Gas Energy Australia welcomed the release of the National Clean Air Agreement as a timid first step by Australian governments to improve our air quality. But the agenda needs to be more ambitious to make serious inroads into toxic pollution killing 3000 Australians a year, CEO John Griffiths said today.
While Gas Energy Australia supports the initial actions in the Agreement, they don’t go far enough, lock in toxic diesel exhaust and fail to harness Australia’s cleaner, cheaper alternatives.
“Toxic emissions are estimated to kill 3,000 Australians every year which is almost three times the annual road toll,” Mr Griffiths said.
“While comparable countries around the world are acting on both carbon and other pollutants, Australia runs the real risk for being the dumping ground for old technology clunkers.”
“For example, some operators are already commissioning LNG powered cruise ships to meet new European standards, leaving the risk that their older fleets will be shifted to Sydney Harbour and the Great Barrier Reef. Why? – Because we allow it.”
“Gas Energy Australia welcomes the introduction of emission standards for new non-road spark ignition engines and equipment. But regulating lawn mowers barely trims the edges of a much larger toxic emissions problem.
“We note that the proposed annual mean threshold in the agreement of 25µg/m3 for PM10 pollution exceeds the World Health Organization (WHO) Air Quality Guidelines of 20µg/m3. We support the initiative shown by the ACT and Victorian Governments in choosing to adopt the lower threshold.

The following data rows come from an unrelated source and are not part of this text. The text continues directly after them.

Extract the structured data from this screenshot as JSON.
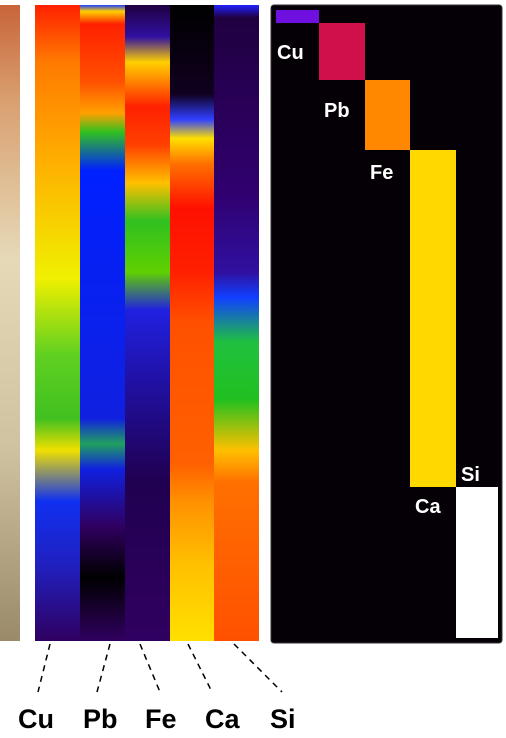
{
  "map_columns": [
    "Cu",
    "Pb",
    "Fe",
    "Ca",
    "Si"
  ],
  "layer_labels": [
    "Cu",
    "Pb",
    "Fe",
    "Ca",
    "Si"
  ]
}
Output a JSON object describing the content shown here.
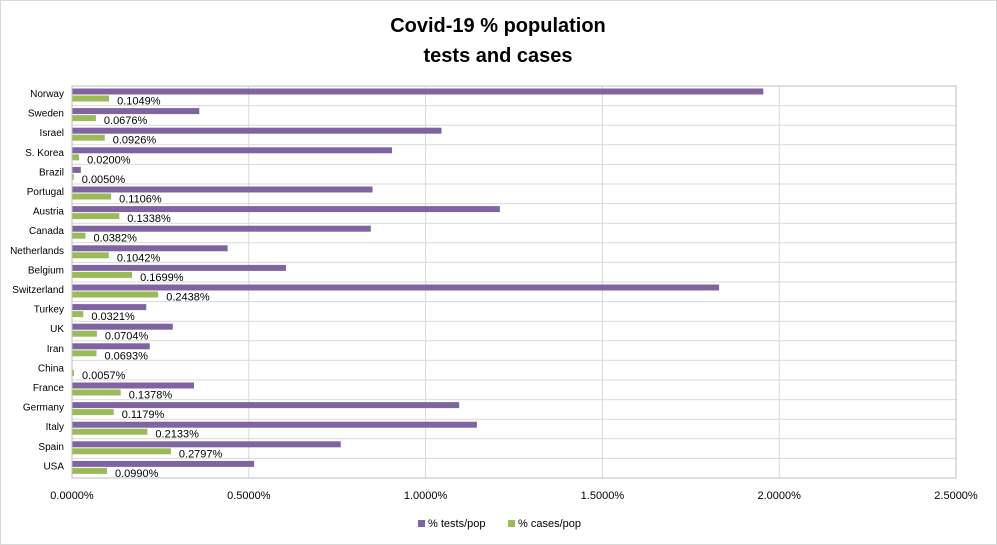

”However, a significant number of other off-road engines and equipment are powered by diesel and the NSW EPA’s 2014 Reducing Emissions from Non-Road Diesel Engines report identified the gap in national regulations on emissions from these sources and emphasised the need for urgent action.
“This was largely driven by the classification of diesel engine exhaust emissions as carcinogenic by the World Health Organisation in 2012.
Mr Griffiths said renewables only offer part of the solution because 30% of Australia’s energy useage is transport related and renewables cannot offer reliable base-load off-grid power and there is a strong case for gas fuels as part of the transition to a lower carbon, lower polluting future.
Natural gas fuels for example emit up to 25% less CO2, 99% less SOx, 75% less NOx and a reduction of particulate matter of 85 – 100%.
“You can’t run large trucks on wind power or cruise ships on solar and at the moment they are fuelled by higher polluting diesel and bunker oil.
“Only gaseous fuels have both the quantity and technology capacity to significantly displace higher polluting diesel.
In addition to the carbon and emissions benefits, gas doesn’t slick or produce reef killing sediment if spilled – it safely evaporates.
“Rather than prescribing which technologies can and can’t be funded we believe the clean air agenda should set a more ambitious target and the green schemes should support and fund the best environmental outcomes.
Expanding the clean air agenda to the power of gas fuels, for both lower carbon and lower pollutants, is not difficult and rewards lower pollutants as well as Australian production and innovation.
“So congratulations on starting the journey but let’s hope this agenda and the Commonwealth Government’s parallel vehicles emissions agenda show more commitment to addressing the bigger problems.”